VIERNES SANTO. Ciclo A (Is 52,13-53,12; Sal 30, 2y6.12-13.15-16.17y25; Hb 4,14-16; 5,7-9; Jn 8,1-19,32)

Si estás leyendo esto, seguramente perteneces al grupo que cree que aquello que afirma Isaías sobre el siervo se ha cumplido en Cristo: “Tendrá éxito” y “aunque muchos se espantaban de él”, “asombrará a una multitud pueblos”. Aun así, quizá tú mismo te preguntes en qué tendrá o tuvo éxito, a lo puedes responder con otra pregunta: ¿Qué otro ha sido capaz de llevar el amor más lejos y hacerlo brillar en medio del odio?, y detenerte en la pregunta hasta que consiga remover tu corazón.

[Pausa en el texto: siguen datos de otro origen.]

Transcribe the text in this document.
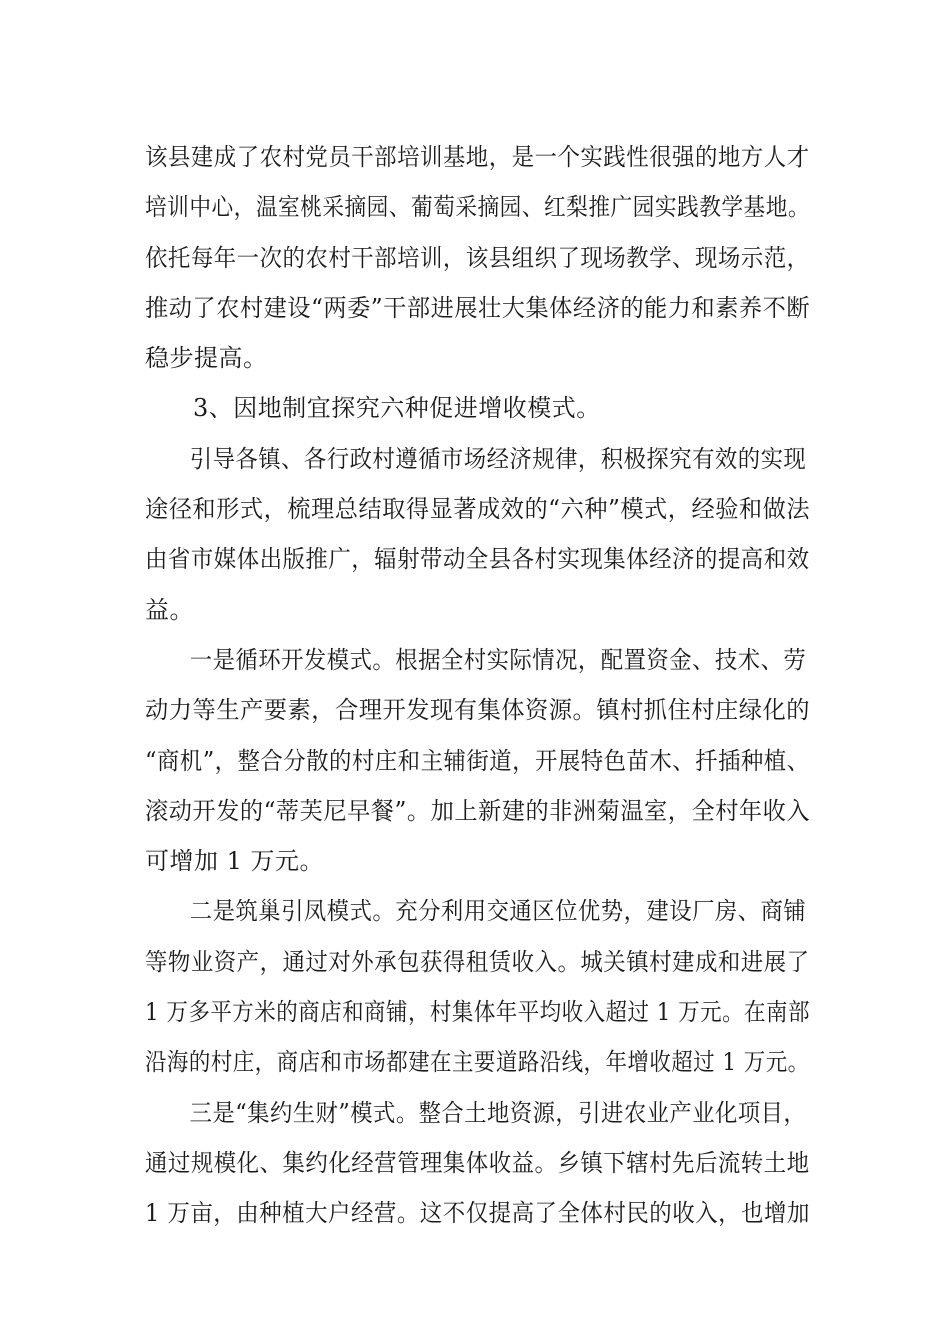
该县建成了农村党员干部培训基地，是一个实践性很强的地方人才
培训中心，温室桃采摘园、葡萄采摘园、红梨推广园实践教学基地。
依托每年一次的农村干部培训，该县组织了现场教学、现场示范，
推动了农村建设“两委”干部进展壮大集体经济的能力和素养不断
稳步提高。
3、因地制宜探究六种促进增收模式。
引导各镇、各行政村遵循市场经济规律，积极探究有效的实现
途径和形式，梳理总结取得显著成效的“六种”模式，经验和做法
由省市媒体出版推广，辐射带动全县各村实现集体经济的提高和效
益。
一是循环开发模式。根据全村实际情况，配置资金、技术、劳
动力等生产要素，合理开发现有集体资源。镇村抓住村庄绿化的
“商机”，整合分散的村庄和主辅街道，开展特色苗木、扦插种植、
滚动开发的“蒂芙尼早餐”。加上新建的非洲菊温室，全村年收入
可增加 1 万元。
二是筑巢引凤模式。充分利用交通区位优势，建设厂房、商铺
等物业资产，通过对外承包获得租赁收入。城关镇村建成和进展了
1 万多平方米的商店和商铺，村集体年平均收入超过 1 万元。在南部
沿海的村庄，商店和市场都建在主要道路沿线，年增收超过 1 万元。
三是“集约生财”模式。整合土地资源，引进农业产业化项目，
通过规模化、集约化经营管理集体收益。乡镇下辖村先后流转土地
1 万亩，由种植大户经营。这不仅提高了全体村民的收入，也增加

Seguramente, percibas como el espanto que produce no es solo cosa del pasado. También hoy, quizá como hace tiempo no veíamos, muchos se espantan no de su cruz, que es agitada culturalmente por todos, crean o no, como signo cultural demasiado lleno de vanidad y demasiado cargado de negocios. Se espantan, como nosotros mismos nos espantamos, de su vida; de esa vida en la que él mismo nos enseña a crucificar el ansia de poder, de tener, de seducir… Nadie quiere oír hablar de su vida de entrega, de su vida discreta y humilde, de su vida compartida que renuncia a poseer. Lo que espanta es su amor, porque nos hemos convencido de que lo que da vida son las cosas que acrecientan nuestra vida y no el espíritu que reparte su aliento a toda vida. Por eso nos espanta.

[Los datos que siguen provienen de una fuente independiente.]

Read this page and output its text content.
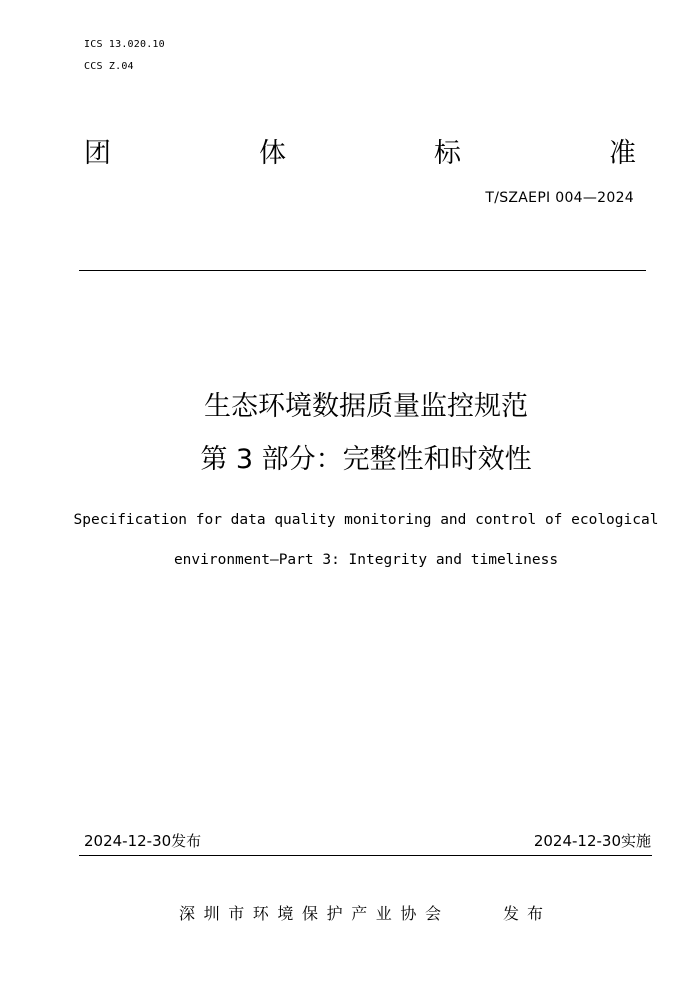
ICS 13.020.10
CCS Z.04
团	体	标	准
T/SZAEPI 004—2024
生态环境数据质量监控规范
第 3 部分：完整性和时效性
Specification for data quality monitoring and control of ecological
environment—Part 3: Integrity and timeliness
2024-12-30发布	2024-12-30实施
深圳市环境保护产业协会	发布
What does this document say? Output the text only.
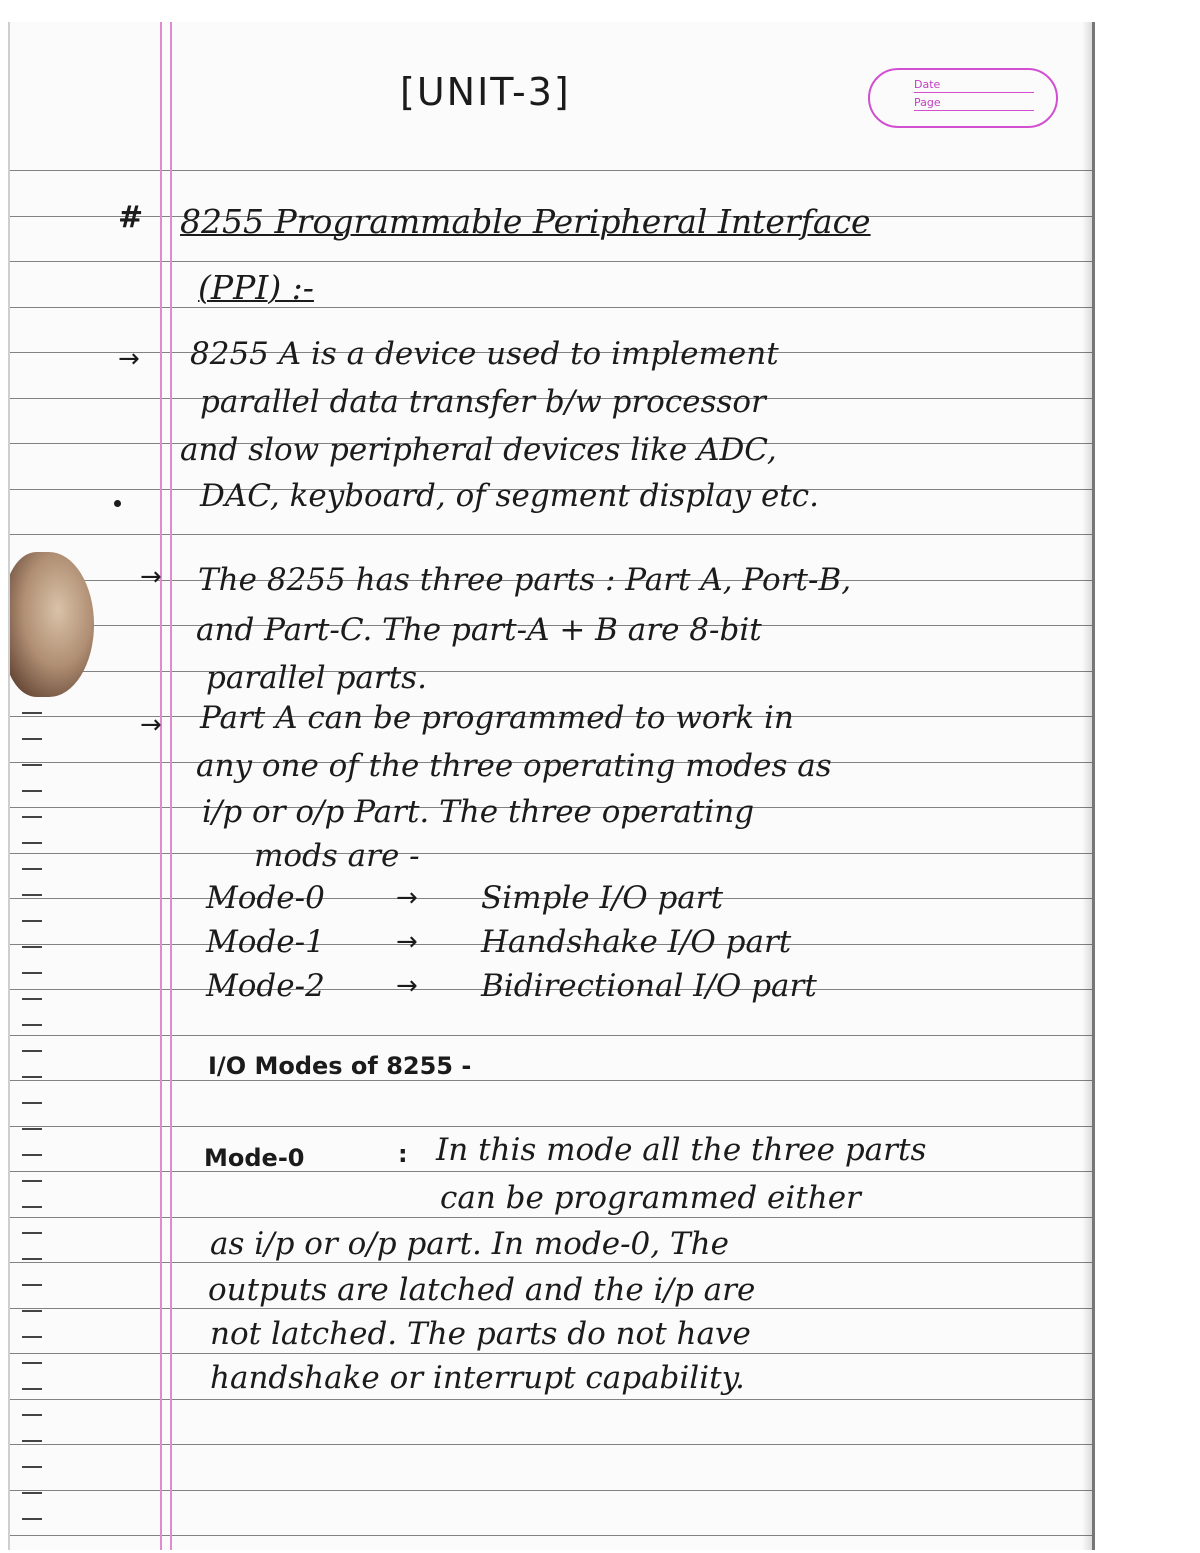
Date
Page
[UNIT-3]
# 8255 Programmable Peripheral Interface
(PPI) :-
→ 8255 A is a device used to implement
parallel data transfer b/w processor
and slow peripheral devices like ADC,
DAC, keyboard, of segment display etc.
→ The 8255 has three parts : Part A, Port-B,
and Part-C. The part-A + B are 8-bit
parallel parts.
→ Part A can be programmed to work in
any one of the three operating modes as
i/p or o/p Part. The three operating
mods are -
Mode-0	→ Simple I/O part
Mode-1	→ Handshake I/O part
Mode-2	→ Bidirectional I/O part
I/O Modes of 8255 -
Mode-0	: In this mode all the three parts
can be programmed either
as i/p or o/p part. In mode-0, The
outputs are latched and the i/p are
not latched. The parts do not have
handshake or interrupt capability.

Y, aun así, hombres y mujeres de muchos pueblos nos hemos asombrados al contemplar su paso entre nosotros, su muerte llena de amor, incluso por los que no quieren sentarse a su mesa. Y le miramos de lejos, sabiendo de su sed por darnos vida. Y le pedimos que nos dé el coraje que no tenemos para ser testigos de que solo ese amor crucificado es el camino de la Vida.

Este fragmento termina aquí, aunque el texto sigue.